Found 9,248 entries from the public library survey


Next we will categorize each library based on their budget value, then display the frequency/percent for each category

In [18]:
def get_category(lib, categories):
  category = "None"
  for cat in categories:
    if "minValue" in cat and "maxValue" in cat and lib["TOTINCM"] >= cat["minValue"] and lib["TOTINCM"] < cat["maxValue"]:
      category = cat["label"]
      break
    elif "minValue" in cat and lib["TOTINCM"] >= cat["minValue"]:
      category = cat["label"]
      break
  return category
lib_df["BUDGET_CATEGORY"] = lib_df.apply(lambda row: get_category(row, categories), axis=1)
frequencies = lib_df["BUDGET_CATEGORY"].value_counts(sort=False)
stats_df = pd.DataFrame({"Group": frequencies.index, "Library count": frequencies.values})
stats_df["Library percent"] = stats_df.apply(lambda row: row["Library count"] / lib_count * 100, axis=1)
stats_df.style.format(precision=2, thousands=",")
# category_frequencies.plot.pie(y=category_frequencies.index, autopct='%1.1f%%')

Unnamed: 0,Group,Library count,Library percent
0,Below $200K,3839,41.51
1,$5M - $10M,305,3.3
2,$400K - $1M,1642,17.76
3,$200K - $400K,1373,14.85
4,$1M - $5M,1772,19.16
5,$10M - $30M,162,1.75
6,$30M+,83,0.9
7,,72,0.78


Next we will calculate and display the population served for each budget category

In [21]:
total_population_served = lib_df[lib_df["POPU_LSA"] > 0]["POPU_LSA"].sum()
print(f"Total population served by libraries in this dataset: {total_population_served:,}")

def get_population_served(df, group):
  return df[(df["POPU_LSA"] > 0) & (df["BUDGET_CATEGORY"] == group)]["POPU_LSA"].sum()

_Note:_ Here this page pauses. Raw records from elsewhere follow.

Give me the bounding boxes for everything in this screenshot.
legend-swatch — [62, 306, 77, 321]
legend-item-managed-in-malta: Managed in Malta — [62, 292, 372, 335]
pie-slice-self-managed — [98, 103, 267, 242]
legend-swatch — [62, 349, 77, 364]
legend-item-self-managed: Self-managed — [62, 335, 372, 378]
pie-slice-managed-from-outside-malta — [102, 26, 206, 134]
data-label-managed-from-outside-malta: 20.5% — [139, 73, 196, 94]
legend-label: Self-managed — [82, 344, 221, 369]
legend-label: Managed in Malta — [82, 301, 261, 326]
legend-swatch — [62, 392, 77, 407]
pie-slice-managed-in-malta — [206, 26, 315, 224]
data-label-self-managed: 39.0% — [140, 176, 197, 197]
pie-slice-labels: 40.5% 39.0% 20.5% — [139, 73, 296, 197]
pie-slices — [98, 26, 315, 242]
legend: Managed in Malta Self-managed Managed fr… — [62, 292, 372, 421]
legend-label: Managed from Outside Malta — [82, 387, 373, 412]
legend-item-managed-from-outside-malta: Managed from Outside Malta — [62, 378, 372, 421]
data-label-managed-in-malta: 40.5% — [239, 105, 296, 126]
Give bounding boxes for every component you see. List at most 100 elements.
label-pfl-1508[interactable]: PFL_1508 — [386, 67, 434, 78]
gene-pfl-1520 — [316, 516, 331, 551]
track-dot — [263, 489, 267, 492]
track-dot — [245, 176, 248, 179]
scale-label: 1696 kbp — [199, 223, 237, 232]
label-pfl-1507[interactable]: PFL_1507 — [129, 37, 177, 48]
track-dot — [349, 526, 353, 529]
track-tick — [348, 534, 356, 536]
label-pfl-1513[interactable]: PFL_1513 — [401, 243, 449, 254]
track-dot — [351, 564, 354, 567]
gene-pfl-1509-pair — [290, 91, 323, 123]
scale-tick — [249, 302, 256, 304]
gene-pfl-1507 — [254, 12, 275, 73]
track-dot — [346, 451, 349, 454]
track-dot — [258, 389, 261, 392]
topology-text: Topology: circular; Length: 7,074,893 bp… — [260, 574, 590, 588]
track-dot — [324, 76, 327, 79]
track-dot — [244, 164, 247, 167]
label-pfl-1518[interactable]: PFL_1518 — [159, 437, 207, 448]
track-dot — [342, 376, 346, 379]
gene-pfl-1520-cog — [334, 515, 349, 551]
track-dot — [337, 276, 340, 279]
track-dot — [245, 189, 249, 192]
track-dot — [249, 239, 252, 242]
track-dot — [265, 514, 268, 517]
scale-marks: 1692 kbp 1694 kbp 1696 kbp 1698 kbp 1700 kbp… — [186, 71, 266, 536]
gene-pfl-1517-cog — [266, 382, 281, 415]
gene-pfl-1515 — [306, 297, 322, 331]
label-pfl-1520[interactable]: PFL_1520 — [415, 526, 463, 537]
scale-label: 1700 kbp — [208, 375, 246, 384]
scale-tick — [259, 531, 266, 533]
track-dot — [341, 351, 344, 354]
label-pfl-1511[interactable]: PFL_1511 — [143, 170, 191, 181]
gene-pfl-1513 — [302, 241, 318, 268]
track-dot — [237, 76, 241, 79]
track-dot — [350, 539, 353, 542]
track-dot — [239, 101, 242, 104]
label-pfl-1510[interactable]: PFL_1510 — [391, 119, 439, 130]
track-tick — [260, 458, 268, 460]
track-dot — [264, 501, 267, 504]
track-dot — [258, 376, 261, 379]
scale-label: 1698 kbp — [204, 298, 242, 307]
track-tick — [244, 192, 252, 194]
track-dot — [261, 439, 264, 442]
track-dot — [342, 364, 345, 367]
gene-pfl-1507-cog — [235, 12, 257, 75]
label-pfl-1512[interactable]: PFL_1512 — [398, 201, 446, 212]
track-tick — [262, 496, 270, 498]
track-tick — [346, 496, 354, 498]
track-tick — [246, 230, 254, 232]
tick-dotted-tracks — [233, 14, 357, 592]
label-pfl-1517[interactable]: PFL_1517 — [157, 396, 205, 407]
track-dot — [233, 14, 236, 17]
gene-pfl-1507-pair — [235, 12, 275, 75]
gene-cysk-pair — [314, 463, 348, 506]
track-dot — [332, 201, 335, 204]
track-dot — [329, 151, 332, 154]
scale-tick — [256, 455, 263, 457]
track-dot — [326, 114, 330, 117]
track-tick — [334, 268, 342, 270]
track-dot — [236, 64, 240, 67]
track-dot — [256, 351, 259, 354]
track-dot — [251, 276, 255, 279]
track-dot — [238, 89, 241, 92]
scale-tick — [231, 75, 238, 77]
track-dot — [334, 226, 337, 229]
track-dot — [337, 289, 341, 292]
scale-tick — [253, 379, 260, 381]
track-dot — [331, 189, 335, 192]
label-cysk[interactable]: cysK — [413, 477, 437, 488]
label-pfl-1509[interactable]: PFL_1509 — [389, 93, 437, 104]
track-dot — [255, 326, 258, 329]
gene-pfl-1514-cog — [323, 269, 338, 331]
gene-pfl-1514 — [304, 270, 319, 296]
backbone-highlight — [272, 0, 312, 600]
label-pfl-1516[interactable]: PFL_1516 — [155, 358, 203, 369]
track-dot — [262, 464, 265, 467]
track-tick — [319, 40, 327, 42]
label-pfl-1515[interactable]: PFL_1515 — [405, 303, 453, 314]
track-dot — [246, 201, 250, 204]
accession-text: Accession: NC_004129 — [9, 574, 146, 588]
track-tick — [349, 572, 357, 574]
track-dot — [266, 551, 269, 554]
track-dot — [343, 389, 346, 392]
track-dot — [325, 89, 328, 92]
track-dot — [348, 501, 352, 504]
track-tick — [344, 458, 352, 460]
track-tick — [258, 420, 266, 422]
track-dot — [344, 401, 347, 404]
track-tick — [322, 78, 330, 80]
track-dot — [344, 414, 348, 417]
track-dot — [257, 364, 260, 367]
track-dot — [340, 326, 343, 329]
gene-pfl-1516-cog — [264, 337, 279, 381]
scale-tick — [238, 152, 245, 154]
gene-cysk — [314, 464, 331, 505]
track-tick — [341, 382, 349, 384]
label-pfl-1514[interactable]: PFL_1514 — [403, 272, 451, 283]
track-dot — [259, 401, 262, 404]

stats_df["Population served"] = stats_df.apply(lambda row: get_population_served(lib_df, row["Group"]), axis=1)
stats_df["% population served"] = stats_df.apply(lambda row: row["Population served"] / total_population_served * 100, axis=1)
stats_df.style.format(precision=2, thousands=",")


Total population served by libraries in this dataset: 334,210,711


Unnamed: 0,Group,Library count,Library percent,Population served,% population served
0,Below $200K,3839,41.51,11664005,3.49
1,$5M - $10M,305,3.3,42840040,12.82
2,$400K - $1M,1642,17.76,28479207,8.52
3,$200K - $400K,1373,14.85,13107111,3.92
4,$1M - $5M,1772,19.16,90785270,27.16
5,$10M - $30M,162,1.75,50187204,15.02
6,$30M+,83,0.9,94232698,28.2
7,,72,0.78,2915176,0.87


As you can see, the **libraries with the largest budgets ($30M+) account for less than 1% of all libraries but serve the largest percent of the population at 28.2%**.  Just behind that group are ibraries with a budget between $1 and $5M, which serve 27.16% of the population.